[SOLVED] IF statement does not recognize second condition

[kate.gomez]

Hi,

Good afternoon! I am currently working on a project using RTC. I had to evaluate the current time i.e. hour-minute basis, before executing a code. The EEPROM_Read(0x22) is set to store the current hour, and the EEPROM_Read(0x21) is set to store the current minute. However, the program seems to look at the first condition only, and does not recognize the presence of '&&' to evaluate whether both conditions were satisfied. For example, current time is 10:15, it will display the correct PORTB display, but when current time is 10:45, it will still follow the previous display. With this, I have assumed that the second condition is not really seen by the program.

Here is the part of the code:

if ((EEPROM_Read(0x22)==10) && (0<=EEPROM_Read(0x21)<=29))
PORTB = 0x01;
else if((EEPROM_Read(0x22)==10) && (30<=EEPROM_Read(0x21)<=59))
PORTB = 0x03;
else if((EEPROM_Read(0x22)==11) && (0<=EEPROM_Read(0x21)<=29))
PORTB = 0x07;
else if((EEPROM_Read(0x22)==11) && (30<=EEPROM_Read(0x21)<=59))
PORTB = 0x0F;

 

[alexan_e]

I haven't seen this way to check for two conditions at the same time and I'm not sure if it will work correctly so just brake it in two parts

0<=EEPROM_Read(0x21)<=29
to (0<=EEPROM_Read(0x21)) & (EEPROM_Read(0x21)<=29)

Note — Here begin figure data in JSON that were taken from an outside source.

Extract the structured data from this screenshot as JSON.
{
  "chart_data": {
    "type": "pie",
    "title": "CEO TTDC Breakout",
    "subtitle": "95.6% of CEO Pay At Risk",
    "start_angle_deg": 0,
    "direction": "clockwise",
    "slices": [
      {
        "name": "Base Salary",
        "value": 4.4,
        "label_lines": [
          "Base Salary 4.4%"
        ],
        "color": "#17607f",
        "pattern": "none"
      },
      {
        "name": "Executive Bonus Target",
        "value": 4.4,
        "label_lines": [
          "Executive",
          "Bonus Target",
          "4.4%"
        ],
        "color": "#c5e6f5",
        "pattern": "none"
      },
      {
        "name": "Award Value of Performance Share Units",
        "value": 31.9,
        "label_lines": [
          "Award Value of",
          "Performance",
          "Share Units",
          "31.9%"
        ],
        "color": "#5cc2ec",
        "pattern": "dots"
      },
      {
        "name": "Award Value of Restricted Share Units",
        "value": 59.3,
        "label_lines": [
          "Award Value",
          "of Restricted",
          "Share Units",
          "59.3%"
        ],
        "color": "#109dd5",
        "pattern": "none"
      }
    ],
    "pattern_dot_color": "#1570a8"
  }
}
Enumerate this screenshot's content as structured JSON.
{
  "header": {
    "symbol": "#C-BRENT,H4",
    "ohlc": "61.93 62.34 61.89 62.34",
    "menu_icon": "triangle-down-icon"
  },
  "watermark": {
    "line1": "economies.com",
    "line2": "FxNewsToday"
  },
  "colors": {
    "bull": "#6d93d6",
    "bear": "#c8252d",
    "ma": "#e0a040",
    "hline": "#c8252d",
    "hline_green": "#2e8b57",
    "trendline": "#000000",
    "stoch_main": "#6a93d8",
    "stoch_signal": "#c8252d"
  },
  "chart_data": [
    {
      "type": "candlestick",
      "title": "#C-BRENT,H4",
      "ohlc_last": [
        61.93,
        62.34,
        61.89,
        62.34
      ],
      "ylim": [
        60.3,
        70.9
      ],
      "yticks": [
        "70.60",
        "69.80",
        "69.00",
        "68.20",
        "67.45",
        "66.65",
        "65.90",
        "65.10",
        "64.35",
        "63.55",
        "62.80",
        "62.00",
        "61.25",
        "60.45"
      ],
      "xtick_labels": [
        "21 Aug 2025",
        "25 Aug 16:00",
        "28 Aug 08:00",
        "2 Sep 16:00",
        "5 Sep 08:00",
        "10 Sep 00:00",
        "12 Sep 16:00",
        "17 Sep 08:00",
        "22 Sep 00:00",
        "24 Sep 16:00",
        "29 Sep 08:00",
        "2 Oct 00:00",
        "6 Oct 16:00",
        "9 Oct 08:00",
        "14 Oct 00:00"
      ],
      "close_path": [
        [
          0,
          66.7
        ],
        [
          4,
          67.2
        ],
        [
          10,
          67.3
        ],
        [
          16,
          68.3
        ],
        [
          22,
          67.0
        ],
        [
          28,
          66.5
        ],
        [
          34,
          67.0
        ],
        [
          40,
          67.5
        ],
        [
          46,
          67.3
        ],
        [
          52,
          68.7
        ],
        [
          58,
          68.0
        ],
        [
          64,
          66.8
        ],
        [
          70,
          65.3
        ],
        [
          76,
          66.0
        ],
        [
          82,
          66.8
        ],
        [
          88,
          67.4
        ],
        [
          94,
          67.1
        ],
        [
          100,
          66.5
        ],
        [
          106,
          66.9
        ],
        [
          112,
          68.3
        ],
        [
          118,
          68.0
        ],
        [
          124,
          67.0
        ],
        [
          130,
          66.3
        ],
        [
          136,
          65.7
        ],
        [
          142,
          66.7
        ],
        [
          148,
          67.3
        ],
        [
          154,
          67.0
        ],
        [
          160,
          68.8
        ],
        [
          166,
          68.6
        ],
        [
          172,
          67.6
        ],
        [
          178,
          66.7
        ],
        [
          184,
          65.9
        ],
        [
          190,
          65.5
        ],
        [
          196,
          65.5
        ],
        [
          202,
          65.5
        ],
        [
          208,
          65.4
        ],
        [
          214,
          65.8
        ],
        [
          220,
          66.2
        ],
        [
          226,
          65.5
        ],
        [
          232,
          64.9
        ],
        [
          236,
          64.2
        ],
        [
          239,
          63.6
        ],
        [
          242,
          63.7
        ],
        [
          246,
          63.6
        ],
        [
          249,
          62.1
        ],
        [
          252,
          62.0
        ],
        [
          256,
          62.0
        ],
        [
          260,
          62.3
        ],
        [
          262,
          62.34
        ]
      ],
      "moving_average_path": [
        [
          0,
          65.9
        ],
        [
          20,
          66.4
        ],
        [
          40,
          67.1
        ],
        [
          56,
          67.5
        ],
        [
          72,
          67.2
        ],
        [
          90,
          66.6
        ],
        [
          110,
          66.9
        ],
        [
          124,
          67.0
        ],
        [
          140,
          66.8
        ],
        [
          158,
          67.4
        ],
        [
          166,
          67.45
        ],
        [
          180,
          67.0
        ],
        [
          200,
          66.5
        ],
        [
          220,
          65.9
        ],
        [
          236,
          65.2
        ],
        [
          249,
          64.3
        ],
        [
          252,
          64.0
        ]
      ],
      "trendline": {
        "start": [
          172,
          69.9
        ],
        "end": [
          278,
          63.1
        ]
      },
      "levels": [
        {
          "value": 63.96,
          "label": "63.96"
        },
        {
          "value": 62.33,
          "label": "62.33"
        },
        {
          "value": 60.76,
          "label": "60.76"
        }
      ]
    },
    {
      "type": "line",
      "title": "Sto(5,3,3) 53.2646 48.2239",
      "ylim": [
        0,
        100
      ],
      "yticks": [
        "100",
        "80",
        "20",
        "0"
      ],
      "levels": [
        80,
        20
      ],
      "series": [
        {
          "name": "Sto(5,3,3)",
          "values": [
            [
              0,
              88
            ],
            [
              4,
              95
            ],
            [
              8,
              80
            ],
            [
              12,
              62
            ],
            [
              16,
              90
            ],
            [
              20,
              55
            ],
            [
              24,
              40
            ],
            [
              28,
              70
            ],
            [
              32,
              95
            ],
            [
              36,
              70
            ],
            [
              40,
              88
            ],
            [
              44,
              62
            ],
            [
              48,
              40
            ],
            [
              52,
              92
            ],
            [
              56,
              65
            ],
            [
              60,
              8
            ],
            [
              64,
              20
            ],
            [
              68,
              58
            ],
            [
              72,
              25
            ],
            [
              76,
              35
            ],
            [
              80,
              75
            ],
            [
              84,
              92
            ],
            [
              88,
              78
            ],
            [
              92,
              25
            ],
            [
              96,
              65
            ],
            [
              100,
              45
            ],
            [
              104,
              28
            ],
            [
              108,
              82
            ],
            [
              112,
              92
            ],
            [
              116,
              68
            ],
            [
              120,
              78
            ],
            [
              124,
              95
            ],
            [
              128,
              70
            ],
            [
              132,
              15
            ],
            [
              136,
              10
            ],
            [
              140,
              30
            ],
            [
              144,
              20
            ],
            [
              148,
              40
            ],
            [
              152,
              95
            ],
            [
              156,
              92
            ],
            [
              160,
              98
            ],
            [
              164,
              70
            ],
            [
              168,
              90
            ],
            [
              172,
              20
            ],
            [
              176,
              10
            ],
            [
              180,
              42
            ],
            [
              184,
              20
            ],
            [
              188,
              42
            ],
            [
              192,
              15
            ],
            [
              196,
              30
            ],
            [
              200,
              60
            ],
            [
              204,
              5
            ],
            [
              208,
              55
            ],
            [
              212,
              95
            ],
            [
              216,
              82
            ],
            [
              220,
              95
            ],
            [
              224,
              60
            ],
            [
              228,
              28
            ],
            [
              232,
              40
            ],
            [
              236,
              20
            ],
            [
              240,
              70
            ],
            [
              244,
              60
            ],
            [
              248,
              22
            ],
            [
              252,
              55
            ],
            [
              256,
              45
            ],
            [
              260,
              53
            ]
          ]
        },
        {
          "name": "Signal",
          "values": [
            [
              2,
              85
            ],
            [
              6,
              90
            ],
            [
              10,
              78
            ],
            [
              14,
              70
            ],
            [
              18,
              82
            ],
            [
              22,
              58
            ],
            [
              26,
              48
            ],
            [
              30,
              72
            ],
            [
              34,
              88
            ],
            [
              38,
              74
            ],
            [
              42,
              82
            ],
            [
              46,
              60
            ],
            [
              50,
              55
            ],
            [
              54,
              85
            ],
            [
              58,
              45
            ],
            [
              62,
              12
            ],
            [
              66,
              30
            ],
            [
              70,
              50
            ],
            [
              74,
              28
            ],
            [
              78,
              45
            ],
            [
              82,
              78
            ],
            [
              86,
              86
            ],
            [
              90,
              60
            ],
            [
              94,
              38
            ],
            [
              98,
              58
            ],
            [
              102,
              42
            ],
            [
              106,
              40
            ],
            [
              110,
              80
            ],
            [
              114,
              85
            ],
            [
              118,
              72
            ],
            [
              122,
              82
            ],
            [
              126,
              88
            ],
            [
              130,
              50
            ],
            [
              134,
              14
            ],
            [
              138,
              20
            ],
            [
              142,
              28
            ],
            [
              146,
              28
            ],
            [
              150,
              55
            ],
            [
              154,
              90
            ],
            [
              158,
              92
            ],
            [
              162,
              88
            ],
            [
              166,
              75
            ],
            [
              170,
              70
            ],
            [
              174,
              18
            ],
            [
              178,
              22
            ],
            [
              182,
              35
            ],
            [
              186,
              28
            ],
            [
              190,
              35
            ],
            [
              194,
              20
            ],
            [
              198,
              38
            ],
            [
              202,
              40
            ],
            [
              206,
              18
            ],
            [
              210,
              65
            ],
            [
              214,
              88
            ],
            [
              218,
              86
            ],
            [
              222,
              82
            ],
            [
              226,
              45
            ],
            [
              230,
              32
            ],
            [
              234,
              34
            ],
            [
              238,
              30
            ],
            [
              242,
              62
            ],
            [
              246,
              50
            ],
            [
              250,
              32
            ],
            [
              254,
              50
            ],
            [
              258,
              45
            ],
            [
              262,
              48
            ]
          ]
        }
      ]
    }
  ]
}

in addition you are using && so anything that is not 0 in the following expression will be considered true so I'm not sure but I think that this (30<=EEPROM_Read(0x21)<=59) (as an example) will always be true

Alex

 

[betwixt]

The second condition will not work as you intended. If you want to test two conditions, using your first line as as an example, splt it into two comparisons:
"0 <= EEPROM_Read(0x21)" and "EEPROM_Read(0x21) <= 29)".

The reason it doesn't work is the first comparison evaluates as true or false (1 or 0) which is then checked to see if it is <= 29. Obviously that will always be true, regardless of the EEPROM value.

Incidentally, you would have to use EEPROM_Read(0x22) four times and EEPROM_Read(0x21) eight times, Your code will probably work faster if you read these values into a variable at the start of the code and use that instead of calling the EPROM_Read routine so many times.

Brian

 

[alexan_e]

The reason it doesn't work is the first comparison evaluates as true or false (1 or 0) which is then checked to see if it is <= 29. Obviously that will always be true, regardless of the EEPROM value.

are you referring to (0<=EEPROM_Read(0x21)<=29))?

isn't the evaluation being executed from right to left like when we use a=b=3 (which is an assignment and not an evaluation)?
I may be wrong but I just want to make sure.

Alex

 

[bigdogguru]

are you referring to (0<=EEPROM_Read(0x21)<=29))?
isn't the evaluation being executed from right to left like when we use a=b=3 (which is an assignment and not an evaluation)?

The order of evaluation of a conditional expression is always left to right.

Any expression of the form "(0<=EEPROM_Read(0x21)<=29)" is evaluated as if parenthesized "( (0<=EEPROM_Read(0x21)) <=29)", so as both you and betwixt indicated these forms of expressions are always true, unless the final test value is zero or one instead of 29 in this case, at which point the condition is determined by the first conditional subexpression.

Also it should be mentioned the first conditional subexpression "0<=EEPROM_Read(0x21)" in this case, if EEPROM_Read() returns an unsigned type, is always true "1" as well.

BigDog

 

[sagar_eda]

as far i know using (0<=EEPROM_Read(0x21)<=29)) won't work correctly. instead use ((EEPROM_Read(0x21)>=0) && ((EEPROM_Read(0x21)<=29) to get expected output.

next as betwixt said, assign (EEPROM_Read(0x21) and (EEPROM_Read(0x22) to variables at the start of code to speed up your design.

 

[kate.gomez]

thank you very much for all your suggestions!!! I was able to make the program work the way it is intended to. I do appreciate all your help. thank you again!